The bunkering site was in the Ohaji-Egbema Local Government Area of Imo state in the Abaezi forest that straddles the border of the two states.
Unemployment and poverty in the oil-producing Niger Delta have made illegal crude refining an attractive business but with deadly consequences. Crude oil is tapped from a web of pipelines owned by major oil companies and refined into products in makeshift tanks.
The hazardous process has led to many fatal accidents and has polluted a region already blighted by oil spills in farmland, creeks and lagoons.
The Youths and Environmental Advocacy Centre said several vehicles that were in a queue to buy illegal fuel were burnt in the explosion.
The border location is a reaction to a recent crackdown by the Rivers state governor on illegal refining in an effort to reduce worsening air pollution.
“The Rivers state governor has made a push recently to stamp out illegal refining in Rivers so it has to move to the fringes and neighbouring states. In the last month or two, there were several raids and some security agents involved were tackled,” Ledum Mitee, former president of the Movement for the Survival of the Ogoni People (MOSOP), said.
At least 25 people, including some children, were killed in an explosion and fire at another illegal refinery in Rivers state in October.

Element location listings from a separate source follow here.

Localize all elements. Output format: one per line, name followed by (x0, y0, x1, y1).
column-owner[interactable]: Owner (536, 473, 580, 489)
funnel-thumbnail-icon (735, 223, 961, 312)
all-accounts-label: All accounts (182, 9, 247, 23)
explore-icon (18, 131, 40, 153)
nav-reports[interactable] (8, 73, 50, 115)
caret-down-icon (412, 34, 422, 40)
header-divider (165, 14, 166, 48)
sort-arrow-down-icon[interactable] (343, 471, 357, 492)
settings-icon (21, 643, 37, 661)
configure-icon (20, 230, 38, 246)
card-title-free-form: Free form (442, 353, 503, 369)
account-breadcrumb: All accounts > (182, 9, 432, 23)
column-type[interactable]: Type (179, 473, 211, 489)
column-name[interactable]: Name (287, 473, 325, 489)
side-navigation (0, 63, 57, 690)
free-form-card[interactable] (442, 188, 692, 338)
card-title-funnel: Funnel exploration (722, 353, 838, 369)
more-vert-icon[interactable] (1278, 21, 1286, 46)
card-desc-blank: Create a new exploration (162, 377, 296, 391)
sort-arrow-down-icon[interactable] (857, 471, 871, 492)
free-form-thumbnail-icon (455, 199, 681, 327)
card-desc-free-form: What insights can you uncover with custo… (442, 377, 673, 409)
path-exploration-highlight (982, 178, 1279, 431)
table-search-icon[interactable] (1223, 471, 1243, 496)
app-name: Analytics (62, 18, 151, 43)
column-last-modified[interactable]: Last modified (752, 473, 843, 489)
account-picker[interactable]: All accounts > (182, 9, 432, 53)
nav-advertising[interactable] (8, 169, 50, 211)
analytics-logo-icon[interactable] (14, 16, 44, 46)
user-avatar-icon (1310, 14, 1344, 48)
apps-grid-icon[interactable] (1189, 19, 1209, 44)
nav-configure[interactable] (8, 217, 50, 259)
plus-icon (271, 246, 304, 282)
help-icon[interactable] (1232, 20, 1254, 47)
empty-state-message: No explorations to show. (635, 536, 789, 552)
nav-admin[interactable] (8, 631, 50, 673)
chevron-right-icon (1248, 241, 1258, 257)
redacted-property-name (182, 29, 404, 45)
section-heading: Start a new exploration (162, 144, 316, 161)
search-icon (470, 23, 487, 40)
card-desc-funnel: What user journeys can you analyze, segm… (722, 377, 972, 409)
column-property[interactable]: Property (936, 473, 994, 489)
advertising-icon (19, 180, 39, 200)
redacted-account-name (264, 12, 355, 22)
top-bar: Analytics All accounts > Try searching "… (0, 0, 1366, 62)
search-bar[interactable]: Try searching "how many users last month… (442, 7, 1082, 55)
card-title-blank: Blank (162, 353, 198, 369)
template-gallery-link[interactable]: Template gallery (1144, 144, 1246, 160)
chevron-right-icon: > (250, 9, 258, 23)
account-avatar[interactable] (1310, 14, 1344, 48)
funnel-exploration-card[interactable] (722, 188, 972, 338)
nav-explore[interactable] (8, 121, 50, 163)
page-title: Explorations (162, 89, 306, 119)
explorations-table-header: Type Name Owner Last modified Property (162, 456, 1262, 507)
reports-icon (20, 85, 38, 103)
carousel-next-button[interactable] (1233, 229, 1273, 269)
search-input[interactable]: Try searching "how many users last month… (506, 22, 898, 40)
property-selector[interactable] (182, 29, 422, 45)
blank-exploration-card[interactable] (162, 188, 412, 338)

In February, local authorities said they had started a crackdown to try put a stop to the refining of stolen crude, but with little apparent success.
Government officials estimate that Nigeria, Africa’s biggest oil producer and exporter, loses an average of 200,000 barrels per day of oil – more than 10% of production – to those tapping or vandalising pipelines.
That has forced oil companies to regularly declare force majeure on oil and gas exports.